I am trying to not go to WSU if I can avoid it.. it's over 400 miles from me, but I will if that's what it takes!

Thanks for the continued good thoughts. I'm starting to think(and hope and pray)that this may be just a scare, but trust me I never want another scare like this one.. it's been mixed up with incredible insensitivity as well.


----------



## Debles (Sep 6, 2007)

I would change vets just because that vet and office staff stink and sound like jerks!
Praying for sweet Allie and hoping it is nothing.


----------



## Allie (Nov 30, 2008)

Debles said:


> I would change vets just because that vet and office staff stink and sound like jerks!
> Praying for sweet Allie and hoping it is nothing.


Appointment scheduled with another vet that worked getting a foxtail out of Allie last summer. We had gone to Santa Cruz, and even though we watched her, she still got into foxtails.. two stuck. This place was great, and can do the general surgery if necessary.

Thanks.. I see the surgeon tomorrow at 830AM PST.


----------



## Maxs Mom (Mar 22, 2008)

They should give you anything you ask for. Once you pay for them those pictures are yours.

I hope all goes well with your dog. I deal with a teaching hospital here in MI for a lot of my dogs "bigger" issues, I love their care. 

Good luck. Hoping it is not anything serious.


----------



## daddysgirl (Feb 27, 2007)

Allie said:


> OH NO.. I can't believe these people.. The vet from Clinic -A- as I called them, called me, as I had called on Saturday, the one where the receptionist had said "bone tumors are hard to get at/out" well the vet that called this morning. I had just woke up, and no coffee, so I'm not as friendly, sorry..
> Well, she calls, and I said that I'm thinking of taking Allie to WSU for treatment. I said that I wanted her films and charts so I could pick them up.
> 
> I didn't like the way I was treated.. that I was told 962.00 and that I was concerned since it was a bone tumor.. the vet says ... "I don't even know if it's a bone tumor, it's along the 4th rib" and "who said that?" and "that was incredibly insensitive" and "I have the right to take my dog wherever I want". I told her I had the worst weekend because of the receptionist.
> ...


thinking of you and Allie. as for Allie's records, i dont understand why your vet wont give you them. when we switched vets, i had emailed our original vet and told them i needed Roxy's records asap, i went the next day and had a copy of everything(5 yrs worth) sorry you and Allie are going thru this


----------



## BeauShel (May 20, 2007)

We will say a prayer for good news tomorrow. I dont blame you I would be changing vets ASAP from the treatment. When we moved being in the military every vet made a copy for our records to take to the new vets.


----------



## Karen519 (Aug 21, 2006)

*Praying*

Praying for Allie.


----------



## Tahnee GR (Aug 26, 2006)

Keeping Allie and you in my thoughts.


----------



## coppers-mom (Jan 9, 2009)

I just found your thread and my heart goes out to you. this issue would be stressful enough without the added rollercoaster of misinformation and ill treatment.

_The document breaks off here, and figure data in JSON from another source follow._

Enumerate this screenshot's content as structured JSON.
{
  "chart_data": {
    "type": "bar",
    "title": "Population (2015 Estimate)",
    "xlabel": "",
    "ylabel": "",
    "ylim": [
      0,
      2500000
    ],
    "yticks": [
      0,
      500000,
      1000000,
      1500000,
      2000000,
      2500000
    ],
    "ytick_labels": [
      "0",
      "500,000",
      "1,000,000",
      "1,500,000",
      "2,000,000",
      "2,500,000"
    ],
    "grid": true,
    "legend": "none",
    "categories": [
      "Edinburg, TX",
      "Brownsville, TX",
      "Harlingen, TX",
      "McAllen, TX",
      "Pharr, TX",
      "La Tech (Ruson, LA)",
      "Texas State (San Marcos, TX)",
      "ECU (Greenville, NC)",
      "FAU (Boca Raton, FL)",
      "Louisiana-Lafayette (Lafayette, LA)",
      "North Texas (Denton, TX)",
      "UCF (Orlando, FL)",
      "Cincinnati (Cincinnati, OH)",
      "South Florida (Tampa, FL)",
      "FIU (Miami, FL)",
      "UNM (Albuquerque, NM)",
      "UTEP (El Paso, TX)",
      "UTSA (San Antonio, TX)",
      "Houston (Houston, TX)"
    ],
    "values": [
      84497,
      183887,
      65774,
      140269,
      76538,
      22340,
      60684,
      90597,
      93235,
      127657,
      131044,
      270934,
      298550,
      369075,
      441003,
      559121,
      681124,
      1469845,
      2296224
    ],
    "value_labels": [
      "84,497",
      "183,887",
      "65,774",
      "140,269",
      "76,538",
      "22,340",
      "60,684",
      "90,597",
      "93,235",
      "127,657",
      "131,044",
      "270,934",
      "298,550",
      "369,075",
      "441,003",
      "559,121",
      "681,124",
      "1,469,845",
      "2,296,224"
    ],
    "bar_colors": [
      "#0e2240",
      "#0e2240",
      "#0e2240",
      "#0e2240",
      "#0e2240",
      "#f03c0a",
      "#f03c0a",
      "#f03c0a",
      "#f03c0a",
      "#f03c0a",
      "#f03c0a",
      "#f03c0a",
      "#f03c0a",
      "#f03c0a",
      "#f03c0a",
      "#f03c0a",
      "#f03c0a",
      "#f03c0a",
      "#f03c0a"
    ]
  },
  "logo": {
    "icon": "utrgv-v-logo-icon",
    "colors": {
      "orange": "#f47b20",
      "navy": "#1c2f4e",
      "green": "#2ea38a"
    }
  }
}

You and Allie will be in my thoughts and prayers for a good outcome.

she is gorgeous by the way.


----------



## Allie (Nov 30, 2008)

Update on Allie and the new vet. First I absolutely love him. Explained everything in detail, explained my testing options, treatment options from the the best to the worst situations in the most compassionate way. He was cognizant of my finances. 
The needle aspiration is done. Interesting thought. Allie was treated for foxtails last summer and the dr mentioned that might be the problem. If only 

Well that's it for me for now. I love this vet. The other vet needs the take a course in bed-side manner abd how to deliver bad news. My new is really great !!


----------



## AmbikaGR (Dec 31, 2007)

It is WONDERFUL you found a vet you are comfortable with. Here's hoping he can resolve Allie's issue. :crossfing


----------



## sammydog (Aug 23, 2008)

That is great news that you ar happy with your new vet. IMO that is one of the most important things! Hoping that you will get good news about the problem and treatment..


----------



## Maxs Mom (Mar 22, 2008)

Glad you are feeling better about her care provider. Trusting, and respecting your vet is important. 

I hope all goes well, keep us informed.


----------



## coppers-mom (Jan 9, 2009)

I'm glad you like your new vet. that will make it much easier all the time.

When will the results be back from the aspiration?

My old guy had a very worrisome lump a couple of months ago and it turned out to be benign (an infection from a bug bite probably) - I hope and pray Allie's is too. :crossfing:crossfing:crossfing:crossfing:crossfing:crossfing

I'll keep you and Allie in my thoughts and prayers. It sure doesn't take long to get so very attached to these wonderful friends.


----------



## Allie (Nov 30, 2008)

Me too... yep.. and get this, I do mystery shopping on the side, and this WAS a mystery shop, the vet clinic that really messed with me.. they are going to get a really, really BAD report. They will know WHY they can't get new business, or perhaps retain their patients/people clients.
Whew, whatever the outcome, I can deal with the new vet. Trust in your care-giver, people or your pet is the utmost importance.
I might know today. The pathologist is there today. The doc came out as I was paying, and he said they were there, so I might know late today. I hope I do. I might repeat the test in a month or so, based on the vet's recommendation to see if it's still clear (fingers crossed that it is)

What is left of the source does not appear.